Richtig Gießen im Hausgarten

22.06.2021Rund ums Gärtnern

Ums Gießen kommen wir in regenarmen Zeiten im Garten nicht herum, denn ohne Wasser kein Leben! Und Gemüse zählt zu den durstigsten Gewächsen überhaupt. Deshalb ist unerlässlich, regelmäßig und richtig zu gießen.

 

Trockenheit ist Mangel

Kaum ein Sommer kommt ohne eine Trockenphase aus, während der jegliche Feuchtigkeit aus dem Boden verdunstet. Wenn es dann doch einmal regnet, fließt ein Großteil des Wassers ab, ohne an die Wurzeln der Pflanzen zu kommen. Denn der Boden kann es gar nicht schnell genug aufnehmen.

Für Pflanzen bedeutet Trockenheit gleich doppelten Mangel. Damit die Hitze ihnen so wenig Feuchtigkeit wie möglich entziehen kann, schließen sie die Spaltöffnungen an den Blättern, damit darüber kein Wasser abgegeben wird. Diese Spaltöffnungen dienen gleichzeitig jedoch auch der Aufnahme von CO2, einem wichtigen Treibstoff für die Photosynthese. So führt der Wassermangel zu Wachstumsstockungen, kleine Früchte und holziges Gemüse sind die Folge.

Tipps zum Vorsorgen und Sparen

Die klassische und zugleich auch ökologisch sinnvollste Quelle für Gießwasser im Garten ist von Dächern aufgefangenes Regenwasser, gespeichert in der Regentonne

Ein besonderer Vorteil vom Regenwasser: In der Regentonne ist es immer richtig temperiert. Wer mit Leitungswasser gießen muss, sollte die gefüllten Gießkannen erst einige Stunden stehen lassen, damit sich das Wasser aufwärmt. Ein weiterer Vorteil ist, dass das Regenwasser frei von Zusätzen ist und eine Wasserhärte von nahezu Null hat. Das weiche Regenwasser ist ideal für Pflanzen im Garten geeignet.

Tipp

Für die Balkongärter_innen: Beim Waschen von Gemüse und Obst das Wasser in einer Schale auffangen und damit gießen.

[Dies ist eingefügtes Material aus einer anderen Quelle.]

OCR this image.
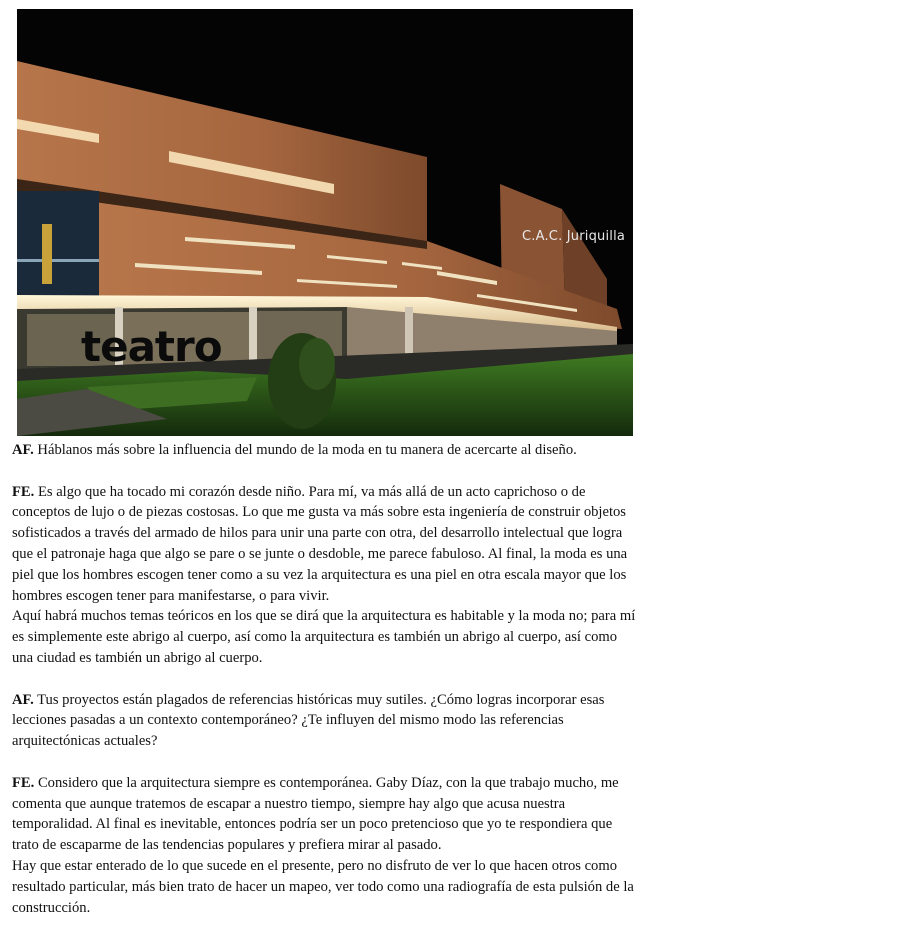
C.A.C. Juriquilla
teatro

AF. Háblanos más sobre la influencia del mundo de la moda en tu manera de acercarte al diseño.

FE. Es algo que ha tocado mi corazón desde niño. Para mí, va más allá de un acto caprichoso o de conceptos de lujo o de piezas costosas. Lo que me gusta va más sobre esta ingeniería de construir objetos sofisticados a través del armado de hilos para unir una parte con otra, del desarrollo intelectual que logra que el patronaje haga que algo se pare o se junte o desdoble, me parece fabuloso. Al final, la moda es una piel que los hombres escogen tener como a su vez la arquitectura es una piel en otra escala mayor que los hombres escogen tener para manifestarse, o para vivir.

Aquí habrá muchos temas teóricos en los que se dirá que la arquitectura es habitable y la moda no; para mí es simplemente este abrigo al cuerpo, así como la arquitectura es también un abrigo al cuerpo, así como una ciudad es también un abrigo al cuerpo.

AF. Tus proyectos están plagados de referencias históricas muy sutiles. ¿Cómo logras incorporar esas lecciones pasadas a un contexto contemporáneo? ¿Te influyen del mismo modo las referencias arquitectónicas actuales?

FE. Considero que la arquitectura siempre es contemporánea. Gaby Díaz, con la que trabajo mucho, me comenta que aunque tratemos de escapar a nuestro tiempo, siempre hay algo que acusa nuestra temporalidad. Al final es inevitable, entonces podría ser un poco pretencioso que yo te respondiera que trato de escaparme de las tendencias populares y prefiera mirar al pasado.

Hay que estar enterado de lo que sucede en el presente, pero no disfruto de ver lo que hacen otros como resultado particular, más bien trato de hacer un mapeo, ver todo como una radiografía de esta pulsión de la construcción.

Sind die Beete gemulcht, kommt man in der Regel sogar gut damit aus, nur einmal wöchentlich zu gießen. Außerdem gilt die Gärtnerregel: „Einmal gehackt ist zweimal gegossen“. Durch das flache Hacken der Beete werden die feinen Kanäle in der Erde unterbrochen, durch welche die Bodenfeuchte aufsteigt und verdunstet. Diese bleibt nun in den tieferen Schichten, bei den Wurzeln.

Die Praxis

Wie für das Düngen gilt auch für das Gießen: Es wird der Boden bewässert und nicht die Pflanze. Das bedeutet, dass Wasser möglichst direkt auf den Boden hin zu den Pflanzenwurzeln gebracht werden muss. Landet es hauptsächlich auf den Blättern, ist es vergeudet und erhöht zudem auch noch den Krankheitsdruck durch Pilzkrankheiten. Besser sind also Bewässerungsschläuche auf dem Boden statt einer Beregnung von oben.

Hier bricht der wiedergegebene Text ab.